Moz Q&A is closed.
After more than 13 years, and tens of thousands of questions, Moz Q&A closed on 12th December 2024. Whilst we’re not completely removing the content - many posts will still be possible to view - we have locked both new posts and new replies. More details here.
How Do I Generate a Sitemap for a Large Wordpress Site?
-
Hello Everyone!
I am working with a Wordpress site that is in Google news (i.e. everyday we have about 30 new URLs to add to our sitemap) The site has years of articles, resulting in about 200,000 pages on the site. Our strategy so far has been use a sitemap plugin that only generates the last few months of posts, however we want to improve our SEO and submit all the URLs in our site to search engines.
The issue is the plugins we've looked at generate the sitemap on-the-fly. i.e. when you request the sitemap, the plugin then dynamically generates the sitemap. Our site is so large that even a single request for our sitemap.xml ties up tons of server resources and takes an extremely long time to generate the sitemap (if the page doesn't time out in the process).

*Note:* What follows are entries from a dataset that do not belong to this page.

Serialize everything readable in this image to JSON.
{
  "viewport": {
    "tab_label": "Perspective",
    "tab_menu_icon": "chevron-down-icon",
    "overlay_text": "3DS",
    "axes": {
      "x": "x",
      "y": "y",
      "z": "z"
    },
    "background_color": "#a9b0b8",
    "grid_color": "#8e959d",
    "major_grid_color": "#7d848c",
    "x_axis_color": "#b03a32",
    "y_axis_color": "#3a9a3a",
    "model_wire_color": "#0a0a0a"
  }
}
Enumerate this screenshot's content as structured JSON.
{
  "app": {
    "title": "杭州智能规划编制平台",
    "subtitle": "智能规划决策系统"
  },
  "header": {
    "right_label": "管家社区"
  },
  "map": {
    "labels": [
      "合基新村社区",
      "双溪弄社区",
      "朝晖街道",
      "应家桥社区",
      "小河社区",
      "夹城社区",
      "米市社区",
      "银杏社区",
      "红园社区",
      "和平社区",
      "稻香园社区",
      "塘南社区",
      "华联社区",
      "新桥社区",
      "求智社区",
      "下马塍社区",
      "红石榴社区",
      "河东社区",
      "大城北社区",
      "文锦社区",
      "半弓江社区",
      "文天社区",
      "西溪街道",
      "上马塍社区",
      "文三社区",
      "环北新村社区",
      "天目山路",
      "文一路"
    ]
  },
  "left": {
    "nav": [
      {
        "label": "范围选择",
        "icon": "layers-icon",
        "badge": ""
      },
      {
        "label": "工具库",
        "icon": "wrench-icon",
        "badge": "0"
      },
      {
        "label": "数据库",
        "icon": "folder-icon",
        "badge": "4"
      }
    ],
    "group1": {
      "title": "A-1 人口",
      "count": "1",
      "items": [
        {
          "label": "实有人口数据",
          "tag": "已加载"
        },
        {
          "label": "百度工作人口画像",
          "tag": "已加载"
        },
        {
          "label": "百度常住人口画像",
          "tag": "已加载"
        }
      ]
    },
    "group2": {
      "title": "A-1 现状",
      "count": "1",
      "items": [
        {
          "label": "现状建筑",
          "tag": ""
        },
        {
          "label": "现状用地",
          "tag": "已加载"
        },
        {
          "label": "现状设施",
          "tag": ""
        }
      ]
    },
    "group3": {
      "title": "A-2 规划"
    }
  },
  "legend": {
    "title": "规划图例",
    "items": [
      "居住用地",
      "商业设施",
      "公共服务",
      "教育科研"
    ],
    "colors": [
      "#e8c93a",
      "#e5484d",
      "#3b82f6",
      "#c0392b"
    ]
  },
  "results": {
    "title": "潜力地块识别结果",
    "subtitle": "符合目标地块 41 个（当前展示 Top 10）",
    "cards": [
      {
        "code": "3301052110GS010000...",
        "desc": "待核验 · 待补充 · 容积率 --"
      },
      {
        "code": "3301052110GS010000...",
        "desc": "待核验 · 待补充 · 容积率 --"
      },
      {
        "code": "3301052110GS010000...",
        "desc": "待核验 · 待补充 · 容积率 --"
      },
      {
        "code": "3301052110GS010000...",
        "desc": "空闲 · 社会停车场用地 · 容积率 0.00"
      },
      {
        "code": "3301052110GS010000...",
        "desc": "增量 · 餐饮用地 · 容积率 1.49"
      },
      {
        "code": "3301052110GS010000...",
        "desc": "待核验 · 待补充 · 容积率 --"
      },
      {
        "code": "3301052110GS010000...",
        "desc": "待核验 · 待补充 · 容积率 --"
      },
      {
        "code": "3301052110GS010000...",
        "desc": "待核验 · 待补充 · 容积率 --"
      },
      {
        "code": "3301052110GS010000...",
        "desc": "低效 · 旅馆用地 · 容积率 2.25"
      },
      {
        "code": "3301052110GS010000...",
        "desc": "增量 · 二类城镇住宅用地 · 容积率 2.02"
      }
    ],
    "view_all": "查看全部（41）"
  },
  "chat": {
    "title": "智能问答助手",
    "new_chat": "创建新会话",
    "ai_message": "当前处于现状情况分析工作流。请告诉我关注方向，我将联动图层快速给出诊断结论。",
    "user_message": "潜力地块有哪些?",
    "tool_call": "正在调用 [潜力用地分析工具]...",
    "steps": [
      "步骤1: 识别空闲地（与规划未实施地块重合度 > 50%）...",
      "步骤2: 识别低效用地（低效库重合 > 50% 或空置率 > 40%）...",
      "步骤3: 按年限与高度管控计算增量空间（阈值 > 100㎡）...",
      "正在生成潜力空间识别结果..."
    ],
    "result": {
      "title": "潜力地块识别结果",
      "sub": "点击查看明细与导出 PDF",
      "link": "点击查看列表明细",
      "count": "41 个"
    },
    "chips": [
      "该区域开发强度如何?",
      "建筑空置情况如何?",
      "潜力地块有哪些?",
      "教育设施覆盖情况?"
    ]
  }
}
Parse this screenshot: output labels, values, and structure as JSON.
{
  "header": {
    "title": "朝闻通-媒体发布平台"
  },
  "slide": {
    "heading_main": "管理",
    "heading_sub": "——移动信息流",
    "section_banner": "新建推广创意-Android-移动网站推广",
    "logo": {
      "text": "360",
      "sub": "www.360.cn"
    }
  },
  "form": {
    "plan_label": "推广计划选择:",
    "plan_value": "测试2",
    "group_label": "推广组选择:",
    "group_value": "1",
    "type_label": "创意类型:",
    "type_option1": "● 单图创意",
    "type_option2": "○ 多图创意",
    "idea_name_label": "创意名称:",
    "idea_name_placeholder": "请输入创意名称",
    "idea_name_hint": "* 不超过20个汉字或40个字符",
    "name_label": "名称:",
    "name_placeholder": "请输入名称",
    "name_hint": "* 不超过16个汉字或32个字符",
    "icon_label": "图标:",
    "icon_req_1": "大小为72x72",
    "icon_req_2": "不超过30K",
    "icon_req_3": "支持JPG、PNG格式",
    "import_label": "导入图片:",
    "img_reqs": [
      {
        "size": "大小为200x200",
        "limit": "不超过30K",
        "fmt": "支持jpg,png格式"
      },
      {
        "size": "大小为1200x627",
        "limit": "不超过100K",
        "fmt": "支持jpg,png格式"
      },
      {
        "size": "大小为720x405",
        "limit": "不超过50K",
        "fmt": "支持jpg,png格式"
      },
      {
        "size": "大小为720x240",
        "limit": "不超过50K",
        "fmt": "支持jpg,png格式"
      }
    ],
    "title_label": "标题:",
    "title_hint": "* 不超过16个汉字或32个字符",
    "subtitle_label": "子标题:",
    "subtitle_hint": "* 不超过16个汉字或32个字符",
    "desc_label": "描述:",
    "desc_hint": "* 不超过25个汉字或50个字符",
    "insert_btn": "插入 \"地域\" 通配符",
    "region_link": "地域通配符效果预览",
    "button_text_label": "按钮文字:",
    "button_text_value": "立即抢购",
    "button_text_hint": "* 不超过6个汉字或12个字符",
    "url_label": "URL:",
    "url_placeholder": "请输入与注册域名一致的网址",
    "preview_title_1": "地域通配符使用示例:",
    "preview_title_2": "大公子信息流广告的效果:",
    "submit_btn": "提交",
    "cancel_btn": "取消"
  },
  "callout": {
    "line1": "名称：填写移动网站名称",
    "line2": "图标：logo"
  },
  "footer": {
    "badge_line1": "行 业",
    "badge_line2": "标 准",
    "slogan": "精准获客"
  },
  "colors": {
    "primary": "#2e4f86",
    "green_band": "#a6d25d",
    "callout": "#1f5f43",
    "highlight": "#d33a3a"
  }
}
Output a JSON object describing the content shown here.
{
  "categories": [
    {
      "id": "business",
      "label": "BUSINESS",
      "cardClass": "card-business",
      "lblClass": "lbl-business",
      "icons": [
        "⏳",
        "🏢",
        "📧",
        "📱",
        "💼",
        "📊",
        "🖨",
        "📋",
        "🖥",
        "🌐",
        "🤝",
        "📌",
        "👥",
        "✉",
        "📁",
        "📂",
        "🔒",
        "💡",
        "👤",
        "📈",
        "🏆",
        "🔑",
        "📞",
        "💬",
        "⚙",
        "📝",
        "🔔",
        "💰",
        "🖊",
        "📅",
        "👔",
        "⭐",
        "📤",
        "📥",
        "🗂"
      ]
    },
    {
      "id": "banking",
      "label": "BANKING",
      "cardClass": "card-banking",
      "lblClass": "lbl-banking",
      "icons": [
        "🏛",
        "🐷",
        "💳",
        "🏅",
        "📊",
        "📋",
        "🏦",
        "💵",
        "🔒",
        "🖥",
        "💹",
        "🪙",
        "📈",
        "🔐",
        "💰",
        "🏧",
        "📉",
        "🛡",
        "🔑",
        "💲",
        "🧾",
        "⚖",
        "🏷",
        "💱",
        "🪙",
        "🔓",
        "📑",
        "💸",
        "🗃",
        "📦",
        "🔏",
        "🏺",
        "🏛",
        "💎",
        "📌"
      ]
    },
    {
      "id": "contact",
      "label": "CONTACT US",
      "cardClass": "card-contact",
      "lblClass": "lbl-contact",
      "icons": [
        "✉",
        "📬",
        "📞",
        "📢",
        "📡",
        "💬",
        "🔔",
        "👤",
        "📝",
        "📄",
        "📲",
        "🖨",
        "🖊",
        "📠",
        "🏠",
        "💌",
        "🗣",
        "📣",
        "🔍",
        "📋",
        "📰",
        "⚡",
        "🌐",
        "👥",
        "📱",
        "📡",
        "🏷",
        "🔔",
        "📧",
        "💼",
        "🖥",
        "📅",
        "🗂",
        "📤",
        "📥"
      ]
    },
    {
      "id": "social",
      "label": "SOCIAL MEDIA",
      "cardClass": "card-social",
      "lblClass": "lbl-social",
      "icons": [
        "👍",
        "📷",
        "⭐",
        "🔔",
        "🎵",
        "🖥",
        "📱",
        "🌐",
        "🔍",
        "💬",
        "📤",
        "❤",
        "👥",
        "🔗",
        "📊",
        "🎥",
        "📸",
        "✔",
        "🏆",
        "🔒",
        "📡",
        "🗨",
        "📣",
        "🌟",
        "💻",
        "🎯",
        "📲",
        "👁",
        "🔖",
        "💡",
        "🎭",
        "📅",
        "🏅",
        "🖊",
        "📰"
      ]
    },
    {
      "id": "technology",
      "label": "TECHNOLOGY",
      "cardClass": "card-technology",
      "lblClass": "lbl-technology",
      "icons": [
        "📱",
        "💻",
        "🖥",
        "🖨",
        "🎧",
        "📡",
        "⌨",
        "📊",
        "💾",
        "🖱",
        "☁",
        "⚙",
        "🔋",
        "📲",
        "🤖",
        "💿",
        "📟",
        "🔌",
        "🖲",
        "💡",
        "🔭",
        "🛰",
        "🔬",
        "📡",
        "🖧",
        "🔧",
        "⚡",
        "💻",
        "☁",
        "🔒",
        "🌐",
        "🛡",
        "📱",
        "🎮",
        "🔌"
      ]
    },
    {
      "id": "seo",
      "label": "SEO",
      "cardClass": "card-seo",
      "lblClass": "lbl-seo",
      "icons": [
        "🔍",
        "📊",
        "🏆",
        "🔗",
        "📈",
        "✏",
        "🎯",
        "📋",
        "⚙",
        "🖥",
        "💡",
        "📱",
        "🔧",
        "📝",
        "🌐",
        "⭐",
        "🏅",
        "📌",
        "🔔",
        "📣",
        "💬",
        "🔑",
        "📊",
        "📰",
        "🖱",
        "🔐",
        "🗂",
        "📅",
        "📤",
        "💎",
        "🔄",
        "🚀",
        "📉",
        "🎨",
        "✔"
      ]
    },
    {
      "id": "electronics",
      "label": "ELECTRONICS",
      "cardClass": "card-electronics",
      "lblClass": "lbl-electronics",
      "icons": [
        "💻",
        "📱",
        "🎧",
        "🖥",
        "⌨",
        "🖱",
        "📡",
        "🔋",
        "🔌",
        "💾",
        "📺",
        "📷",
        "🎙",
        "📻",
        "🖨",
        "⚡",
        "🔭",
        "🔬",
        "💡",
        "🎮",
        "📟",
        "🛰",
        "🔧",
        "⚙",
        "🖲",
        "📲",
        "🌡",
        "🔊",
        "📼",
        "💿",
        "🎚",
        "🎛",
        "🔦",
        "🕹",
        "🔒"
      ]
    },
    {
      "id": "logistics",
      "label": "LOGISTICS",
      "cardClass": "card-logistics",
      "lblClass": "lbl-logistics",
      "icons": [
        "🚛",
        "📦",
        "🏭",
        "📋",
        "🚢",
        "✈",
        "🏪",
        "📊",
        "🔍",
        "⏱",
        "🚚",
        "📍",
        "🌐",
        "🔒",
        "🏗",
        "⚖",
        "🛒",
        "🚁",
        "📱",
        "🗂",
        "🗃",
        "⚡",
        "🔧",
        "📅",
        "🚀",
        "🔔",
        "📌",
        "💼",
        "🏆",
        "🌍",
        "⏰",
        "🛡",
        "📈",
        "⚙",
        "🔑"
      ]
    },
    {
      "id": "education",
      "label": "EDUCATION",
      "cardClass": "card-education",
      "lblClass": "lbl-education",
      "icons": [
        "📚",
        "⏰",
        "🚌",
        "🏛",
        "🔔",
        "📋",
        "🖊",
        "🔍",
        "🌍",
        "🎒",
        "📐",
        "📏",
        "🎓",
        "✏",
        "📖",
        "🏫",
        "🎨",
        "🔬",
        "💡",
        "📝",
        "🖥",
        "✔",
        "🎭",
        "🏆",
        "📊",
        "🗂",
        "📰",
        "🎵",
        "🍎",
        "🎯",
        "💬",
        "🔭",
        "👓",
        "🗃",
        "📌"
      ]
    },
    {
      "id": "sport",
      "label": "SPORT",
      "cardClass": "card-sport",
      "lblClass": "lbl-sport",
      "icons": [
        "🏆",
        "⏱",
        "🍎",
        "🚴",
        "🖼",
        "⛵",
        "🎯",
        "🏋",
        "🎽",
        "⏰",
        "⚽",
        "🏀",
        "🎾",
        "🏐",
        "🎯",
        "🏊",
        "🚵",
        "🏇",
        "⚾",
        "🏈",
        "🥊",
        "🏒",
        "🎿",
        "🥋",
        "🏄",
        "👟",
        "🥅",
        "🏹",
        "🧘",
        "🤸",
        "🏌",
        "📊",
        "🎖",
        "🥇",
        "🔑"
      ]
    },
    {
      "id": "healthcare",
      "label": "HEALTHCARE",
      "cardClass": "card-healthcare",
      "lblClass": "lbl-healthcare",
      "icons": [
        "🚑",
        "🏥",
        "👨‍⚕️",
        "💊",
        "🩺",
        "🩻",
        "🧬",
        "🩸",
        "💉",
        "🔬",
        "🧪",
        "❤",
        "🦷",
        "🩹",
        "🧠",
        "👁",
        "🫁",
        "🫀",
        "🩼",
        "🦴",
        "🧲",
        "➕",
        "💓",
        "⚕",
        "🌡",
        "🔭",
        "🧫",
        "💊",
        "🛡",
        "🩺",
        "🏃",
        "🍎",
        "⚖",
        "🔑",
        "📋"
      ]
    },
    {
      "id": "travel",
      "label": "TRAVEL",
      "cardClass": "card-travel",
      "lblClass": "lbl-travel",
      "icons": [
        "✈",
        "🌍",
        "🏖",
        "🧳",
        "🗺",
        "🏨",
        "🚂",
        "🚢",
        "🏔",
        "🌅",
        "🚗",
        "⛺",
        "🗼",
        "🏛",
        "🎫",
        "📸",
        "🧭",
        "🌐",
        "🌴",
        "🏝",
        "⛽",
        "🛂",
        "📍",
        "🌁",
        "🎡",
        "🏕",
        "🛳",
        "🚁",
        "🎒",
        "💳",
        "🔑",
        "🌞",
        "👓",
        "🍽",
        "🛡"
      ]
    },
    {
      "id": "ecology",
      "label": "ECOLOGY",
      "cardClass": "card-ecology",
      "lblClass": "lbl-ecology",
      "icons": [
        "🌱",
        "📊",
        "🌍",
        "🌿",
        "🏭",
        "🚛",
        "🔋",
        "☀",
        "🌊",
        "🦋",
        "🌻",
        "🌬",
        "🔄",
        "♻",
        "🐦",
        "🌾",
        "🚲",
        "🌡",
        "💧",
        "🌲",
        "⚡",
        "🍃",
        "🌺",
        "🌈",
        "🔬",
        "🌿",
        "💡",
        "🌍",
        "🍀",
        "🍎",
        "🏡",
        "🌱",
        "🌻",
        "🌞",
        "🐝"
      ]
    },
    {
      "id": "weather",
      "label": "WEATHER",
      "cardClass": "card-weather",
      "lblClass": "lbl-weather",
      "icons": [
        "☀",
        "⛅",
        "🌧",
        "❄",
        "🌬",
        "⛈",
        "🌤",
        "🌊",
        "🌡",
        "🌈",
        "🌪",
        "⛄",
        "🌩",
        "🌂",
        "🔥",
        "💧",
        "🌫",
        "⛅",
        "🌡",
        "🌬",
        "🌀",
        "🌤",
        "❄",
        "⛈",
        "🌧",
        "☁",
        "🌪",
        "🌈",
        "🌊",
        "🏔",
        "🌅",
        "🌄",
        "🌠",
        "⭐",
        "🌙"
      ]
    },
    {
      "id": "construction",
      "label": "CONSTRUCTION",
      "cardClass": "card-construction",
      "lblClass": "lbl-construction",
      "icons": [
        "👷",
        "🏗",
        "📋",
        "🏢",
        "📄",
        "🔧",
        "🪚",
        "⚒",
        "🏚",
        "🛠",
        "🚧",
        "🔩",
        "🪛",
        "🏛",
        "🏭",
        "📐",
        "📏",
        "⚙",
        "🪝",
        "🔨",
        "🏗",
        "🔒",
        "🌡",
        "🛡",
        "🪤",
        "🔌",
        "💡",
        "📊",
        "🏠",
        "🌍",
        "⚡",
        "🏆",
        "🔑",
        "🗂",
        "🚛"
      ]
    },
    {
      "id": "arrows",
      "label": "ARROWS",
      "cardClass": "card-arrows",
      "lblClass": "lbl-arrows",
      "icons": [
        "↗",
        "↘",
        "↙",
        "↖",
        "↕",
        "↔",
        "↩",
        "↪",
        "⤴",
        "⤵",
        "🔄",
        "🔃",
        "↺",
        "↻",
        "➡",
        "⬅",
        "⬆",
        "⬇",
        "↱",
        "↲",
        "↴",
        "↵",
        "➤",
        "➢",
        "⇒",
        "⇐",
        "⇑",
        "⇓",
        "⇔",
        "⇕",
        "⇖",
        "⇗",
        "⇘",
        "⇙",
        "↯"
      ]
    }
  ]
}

Does anyone have a solution?
Thanks,
Aaron
-
In my case, xml-sitempas works extremely good. I fully understand that a DB solution would avoid the crawl need, but the features that I get from xml-sitemaps are worth it.
I am running my website on a powerful dedicated server with SSDs, so perhaps that's why I'm not getting any problems plus I set limitations on the generator memory consumption and activated the feature that saves temp files just in case the generation fails.
-
My concern with recommending xml-sitemaps was that I've always had problems getting good, complete maps of extremely large sites. An internal CMS-based tool is grabbing pages straight from the database instead of having to crawl for them.
You've found that it gets you a pretty complete crawl of your 5K-page site, Federico?
-
I would go with the paid solution of xml-sitemaps.
You can set all the resources that you want it to have available, and it will store in temp files to avoid excessive consumption.
It also offers settings to create large sitemaps using a sitemap_index and you could get plugins that create the news sitemap automatically looking for changes since the last sitemap generation.
I have it running in my site with 5K pages (excluding tag pages) and it takes 10 minutes to crawl.
Then you also have plugins that create the sitemaps dynamically, like SEO by Yoast, Google XML Sitemaps, etc.
-
I think the solution to your server resource issue is to create multiple sitemaps, Aaron. Given that the sitemap protocol only allows 50,000 URLs max. per sitemap and Google News sitemaps can't be over 1000 URLs, this was going to be a necessity anyway, so may as well use these limitations to your advantage.
There's a functionality available for sitemaps called a sitemap index. It basically lists all the sitemap.xmls you've created, so the search engines can find and index them. You put it at the root of the site and then link to it in robots.txt just like a regular sitemap. (Can also submit it in GWT). In fact, Yoast's SEO plugin sitemaps and others use just this functionality already for their News add-on.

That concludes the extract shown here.